441P - Bevacizumab (BEV) combination chemotherapies (CCTs) for patients (Pts) with high-risk factors of pulmonary hemorrhage (PH) in advanced non-small ce...

Date 20 December 2015
Event ESMO Asia 2015 Congress
Session Poster presentation 2
Topics Anticancer Agents
Non-Small Cell Lung Cancer
Therapy
Biological Therapy
Presenter Akito Hata
Citation Annals of Oncology (2015) 26 (suppl_9): 125-147. 10.1093/annonc/mdv532
Authors A. Hata1, C. Okuda2, R. Kaji2, K. Masago2, S. Fujita2, N. Katakami2, K. Takayama3, K. Miura4
  • 1Division Of Integrated Oncology, Institute of Biomedical Research and Innovation, 650-0047 - Kobe/JP
  • 2Division Of Integrated Oncology, Institute of Biomedical Research and Innovation, Kobe/JP
  • 3Radiation Oncology, Institute of Biomedical Research and Innovation, 650-0047 - Kobe/JP
  • 4Department Of Diagnostic Radiology, Institute of Biomedical Research and Innovation, 650-0047 - Kobe/JP

Abstract

Aim/Background

PH is a possible fatal adverse event in BEV CCTs. Some clinical-pathological-radiographic factors such as presence of massive hemoptysis, predominant squamous histology, and tumor invasion to central bronchus are known as high-risk factors of PH. Poorer prognosis is also suggested in Pts with these high-risk factors.
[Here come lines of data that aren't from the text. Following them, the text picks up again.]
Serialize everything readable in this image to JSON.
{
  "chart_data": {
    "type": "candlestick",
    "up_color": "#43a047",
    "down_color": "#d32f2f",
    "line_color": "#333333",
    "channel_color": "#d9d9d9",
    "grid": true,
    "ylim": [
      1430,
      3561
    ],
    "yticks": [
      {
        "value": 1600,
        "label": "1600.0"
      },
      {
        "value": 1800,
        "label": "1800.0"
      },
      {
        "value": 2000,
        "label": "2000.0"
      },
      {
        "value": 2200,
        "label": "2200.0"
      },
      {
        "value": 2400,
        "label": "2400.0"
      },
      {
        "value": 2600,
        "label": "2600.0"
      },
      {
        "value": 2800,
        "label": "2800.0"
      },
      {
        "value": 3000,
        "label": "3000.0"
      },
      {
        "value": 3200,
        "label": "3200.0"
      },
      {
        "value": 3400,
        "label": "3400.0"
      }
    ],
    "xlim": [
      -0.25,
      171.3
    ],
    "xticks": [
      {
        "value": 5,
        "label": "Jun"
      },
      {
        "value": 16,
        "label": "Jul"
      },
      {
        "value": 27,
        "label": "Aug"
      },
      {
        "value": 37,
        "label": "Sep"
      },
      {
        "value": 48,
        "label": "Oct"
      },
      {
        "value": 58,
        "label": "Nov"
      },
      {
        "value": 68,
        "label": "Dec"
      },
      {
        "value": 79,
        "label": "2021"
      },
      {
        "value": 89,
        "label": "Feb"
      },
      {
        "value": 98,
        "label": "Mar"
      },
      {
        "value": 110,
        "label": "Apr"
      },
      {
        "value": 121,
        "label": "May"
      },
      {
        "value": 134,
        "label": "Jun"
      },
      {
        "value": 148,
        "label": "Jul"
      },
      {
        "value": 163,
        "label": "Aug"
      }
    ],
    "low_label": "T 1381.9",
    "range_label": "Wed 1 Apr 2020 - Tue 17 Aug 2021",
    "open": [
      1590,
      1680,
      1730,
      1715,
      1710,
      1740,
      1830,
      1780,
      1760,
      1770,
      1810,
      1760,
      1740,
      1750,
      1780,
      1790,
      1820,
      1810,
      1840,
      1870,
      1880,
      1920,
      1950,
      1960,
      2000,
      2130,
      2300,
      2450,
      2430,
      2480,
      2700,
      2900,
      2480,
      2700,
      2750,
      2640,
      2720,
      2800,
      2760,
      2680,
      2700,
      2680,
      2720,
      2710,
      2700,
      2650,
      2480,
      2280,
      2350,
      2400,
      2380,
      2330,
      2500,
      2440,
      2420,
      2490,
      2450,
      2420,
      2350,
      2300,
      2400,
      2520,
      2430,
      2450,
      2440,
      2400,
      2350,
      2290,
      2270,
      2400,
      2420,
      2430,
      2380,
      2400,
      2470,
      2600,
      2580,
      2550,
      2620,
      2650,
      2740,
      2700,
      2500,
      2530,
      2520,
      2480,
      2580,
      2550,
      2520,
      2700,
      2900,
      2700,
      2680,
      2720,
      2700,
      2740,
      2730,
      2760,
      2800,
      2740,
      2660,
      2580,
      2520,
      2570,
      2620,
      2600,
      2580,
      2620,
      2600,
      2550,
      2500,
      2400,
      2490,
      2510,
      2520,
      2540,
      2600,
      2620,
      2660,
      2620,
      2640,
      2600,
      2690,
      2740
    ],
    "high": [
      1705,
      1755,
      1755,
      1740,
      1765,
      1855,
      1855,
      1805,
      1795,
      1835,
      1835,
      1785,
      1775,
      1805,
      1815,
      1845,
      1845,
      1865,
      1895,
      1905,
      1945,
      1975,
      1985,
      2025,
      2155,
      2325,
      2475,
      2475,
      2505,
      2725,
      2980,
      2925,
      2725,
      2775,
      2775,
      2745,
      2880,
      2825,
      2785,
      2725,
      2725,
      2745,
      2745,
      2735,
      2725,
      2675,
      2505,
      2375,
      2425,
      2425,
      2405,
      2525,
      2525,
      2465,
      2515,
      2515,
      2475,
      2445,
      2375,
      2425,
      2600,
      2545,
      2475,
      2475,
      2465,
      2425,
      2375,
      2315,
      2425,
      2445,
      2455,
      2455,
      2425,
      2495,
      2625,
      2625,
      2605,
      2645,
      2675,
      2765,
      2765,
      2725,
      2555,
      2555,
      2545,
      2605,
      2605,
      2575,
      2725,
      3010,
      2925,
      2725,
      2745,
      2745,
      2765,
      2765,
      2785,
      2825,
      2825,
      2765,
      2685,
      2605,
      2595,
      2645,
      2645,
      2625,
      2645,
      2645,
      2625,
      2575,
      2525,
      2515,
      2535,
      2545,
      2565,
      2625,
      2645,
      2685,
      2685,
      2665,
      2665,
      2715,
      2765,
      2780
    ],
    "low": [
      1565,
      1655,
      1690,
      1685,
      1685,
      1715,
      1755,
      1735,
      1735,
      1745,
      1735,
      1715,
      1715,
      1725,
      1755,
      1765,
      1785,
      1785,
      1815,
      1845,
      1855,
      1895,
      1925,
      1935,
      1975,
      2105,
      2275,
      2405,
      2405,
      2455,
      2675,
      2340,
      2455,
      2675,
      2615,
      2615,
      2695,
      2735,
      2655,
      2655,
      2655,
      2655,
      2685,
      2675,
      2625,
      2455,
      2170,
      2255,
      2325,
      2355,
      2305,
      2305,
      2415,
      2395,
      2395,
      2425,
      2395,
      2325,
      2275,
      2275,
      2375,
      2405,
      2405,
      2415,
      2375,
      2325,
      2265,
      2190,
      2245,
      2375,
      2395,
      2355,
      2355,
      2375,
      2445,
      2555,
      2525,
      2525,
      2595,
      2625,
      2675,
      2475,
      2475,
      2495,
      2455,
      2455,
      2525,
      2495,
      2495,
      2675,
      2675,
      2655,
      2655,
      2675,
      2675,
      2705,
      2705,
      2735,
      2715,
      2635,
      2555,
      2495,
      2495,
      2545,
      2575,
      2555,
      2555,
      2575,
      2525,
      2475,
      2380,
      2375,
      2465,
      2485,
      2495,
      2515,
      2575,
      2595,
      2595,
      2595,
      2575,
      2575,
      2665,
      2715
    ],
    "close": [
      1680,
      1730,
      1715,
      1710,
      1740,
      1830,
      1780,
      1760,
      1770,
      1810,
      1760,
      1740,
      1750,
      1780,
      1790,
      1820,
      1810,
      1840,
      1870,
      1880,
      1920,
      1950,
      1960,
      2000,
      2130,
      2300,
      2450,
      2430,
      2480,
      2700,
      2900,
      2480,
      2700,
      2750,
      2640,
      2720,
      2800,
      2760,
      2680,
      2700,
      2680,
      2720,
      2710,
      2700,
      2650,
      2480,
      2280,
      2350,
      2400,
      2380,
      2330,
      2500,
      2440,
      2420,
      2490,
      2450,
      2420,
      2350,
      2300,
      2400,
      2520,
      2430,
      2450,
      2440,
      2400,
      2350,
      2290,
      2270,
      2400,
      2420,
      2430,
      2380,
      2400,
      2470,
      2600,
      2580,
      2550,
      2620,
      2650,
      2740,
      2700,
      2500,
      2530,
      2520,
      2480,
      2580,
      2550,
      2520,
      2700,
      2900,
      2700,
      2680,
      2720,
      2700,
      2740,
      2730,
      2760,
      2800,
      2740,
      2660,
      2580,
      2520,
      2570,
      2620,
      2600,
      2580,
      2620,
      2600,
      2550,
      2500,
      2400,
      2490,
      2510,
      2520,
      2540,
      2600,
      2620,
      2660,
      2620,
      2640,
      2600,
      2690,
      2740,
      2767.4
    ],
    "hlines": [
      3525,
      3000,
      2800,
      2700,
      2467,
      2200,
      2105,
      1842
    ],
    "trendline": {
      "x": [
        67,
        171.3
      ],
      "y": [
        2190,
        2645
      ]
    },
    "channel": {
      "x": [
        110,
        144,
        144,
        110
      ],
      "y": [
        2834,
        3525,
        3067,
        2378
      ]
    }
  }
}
There is little evidence on the efficacy and safety of BEV CCTs in Pts with high-risk factors of PH.

Methods

We retrospectively investigated clinical course of NSCLC Pts receiving BEV CCTs with or without high-risk factors of PH in our insititute. Board certified radiologist, respirologist, and oncologist reviewed radiological/endoscopic findings.

Results

Between April 2009 and March 2015, 202 NSCLC Pts underwent BEV CCTs. We identified 7 Pts with presence of hemoptysis, 11 including squamous component, 65 suspected with tumor invasion to central bronchus, 72 after thoracic radiation, 35 suspected with main vessel invasion, 16 with cavity, and 20 receiving anti-coagulant or -platelets. PH was confirmed in 6 (3.0%) of 202 Pts. Among these 6 Pts, grade 5 PH was suspected in one, and 5 were grade 2 PH. All these 6 PH Pts had tumor invasion to central bronchus, whereas PH was observed in 6 (9.2%) of 65 Pts with tumor invasion to central bronchus. Only 1 (1.4%) of 72 Pts after thoracic radiation (median, 60 Gy; and range, 30-70 Gy) had PH. Median overall survival (OS) of Pts with high-risk factor of PH was 30.5 (95% confidence interval [CI], 22.3-36.0) months, and that of those without 47.1 (95% CI, 28.4-66.2) months (p = 0.0237). In limited data on Pts without driver mutations, OS with high-risk factor of PH vs. that without was 22.1 (95% CI, 15.6-27.5) months vs. 25.8 (95% CI, 16.6-36.8) months (p = 0.7990).

Conclusions

Even in Pts with high-risk factors of PH, BEV CCT could be therapeutic options by taking risk and benefit into consideration. PH should be cared in cases with tumor invasion to central bronchus, whereas history of thoracic radiation was not associated with PH in our cohort. In Pts without driver mutations, BEV may contribute to better prognosis.

Clinical trial identification

Disclosure

All authors have declared no conflicts of interest.